The Town Hall was hosted by WBUR’s CommonHealth editor Carey Goldberg, who introduced the discussion with popular videos to show how salient the topic of EMRs has become in the health care community.
The event began with a few words from a panel of clinicians and patients before opening up the conversation to the audience. Panelists included Dr. Galina Tan, a resident at Cambridge Health Alliance, Dr. Vikas Saini, president of the Lown Institute, patient Herb Solloway, and Dr. John Levinson, a cardiologist at Mass General Hospital.
Here are our key takeaways from the event:
EMRs impact numerous areas of clinical practice and patient care
Attendees pointed out the many areas in which EMRs make it difficult for clinicians to treat their patients. EMRs burden clinicians with administrative work, distract clinicians during patient visits, replicate mistakes that cause medical errors, encourage overmedication, and restrict mobility for nurses.

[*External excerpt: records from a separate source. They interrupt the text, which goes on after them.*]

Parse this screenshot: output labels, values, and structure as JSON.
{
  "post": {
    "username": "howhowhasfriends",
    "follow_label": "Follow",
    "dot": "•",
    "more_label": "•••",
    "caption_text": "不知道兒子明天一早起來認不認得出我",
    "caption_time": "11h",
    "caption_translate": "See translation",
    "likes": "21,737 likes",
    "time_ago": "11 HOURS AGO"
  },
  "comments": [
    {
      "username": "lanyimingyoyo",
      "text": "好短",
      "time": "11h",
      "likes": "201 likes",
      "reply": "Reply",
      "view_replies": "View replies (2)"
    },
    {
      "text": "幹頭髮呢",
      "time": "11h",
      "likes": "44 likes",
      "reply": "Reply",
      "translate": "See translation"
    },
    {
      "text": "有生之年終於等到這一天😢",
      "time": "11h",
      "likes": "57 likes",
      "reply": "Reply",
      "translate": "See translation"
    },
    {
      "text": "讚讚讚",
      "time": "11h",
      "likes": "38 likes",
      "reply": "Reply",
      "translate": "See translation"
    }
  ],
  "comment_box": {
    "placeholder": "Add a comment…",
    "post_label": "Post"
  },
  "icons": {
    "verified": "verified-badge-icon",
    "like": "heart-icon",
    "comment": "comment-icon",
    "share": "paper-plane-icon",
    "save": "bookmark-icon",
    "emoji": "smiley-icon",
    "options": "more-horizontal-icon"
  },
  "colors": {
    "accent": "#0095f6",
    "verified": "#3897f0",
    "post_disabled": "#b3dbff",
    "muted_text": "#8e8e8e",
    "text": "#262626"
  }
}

One doctor and biomedical researcher said she spent half of her “research day” catching up on electronic records. This time spent on administrative work could be used to find cures for patients – “Wasted time is wasted lives,” she said.
“Just because I’m a millennial doesn’t mean I’m fine with staring at a screen all day”
Frustration with EMRs crosses generations and specialties
Some have speculated that issues with EMRs are simply “technophobia” from an older generation of doctors, but we heard from both old and young attendees who felt the same about EMRs. Doctors and patients who remembered the days of house calls saw a “diminution in the human connection,” in part because of EMRs. Young doctors also said they were dissatisfied with EMRs. “Just because I’m a millennial doesn’t mean I’m fine with staring at a screen all day,” said Galina Tan.
And it’s not just doctors and patients who want change. At the event, health professionals in all areas of the health system – nurses, health care administrators, patient advocates, and medical researchers – said they wanted to work together to turn EMRs from a burden into an asset.
EMRs are a result of a highly dysfunctional system
Attendees mentioned reforms that could help hospitals and clinicians deal with EMRs on an individual level, such as switching EMR systems, lobbying for fewer EMR requirements, and taking the time to learn EMR shortcuts to save time. However, Vikas Saini and others noted that EMRs did not appear “out of the blue.” They are a result of a system that puts profits over patients.
“The lack of interoperability in EMRs is not a bug, it’s a feature!”
For example, an audience member suggested having an open-source code for EMRs that could be shared by users and tailored for each clinician’s needs. The problem with this idea, the panelists said, was political. “There are too many profit-seeking entities,” said Saini. “For the EMR companies, the lack of interoperability in EMRs is not a bug, it’s a feature! It’s what they lobbied for.”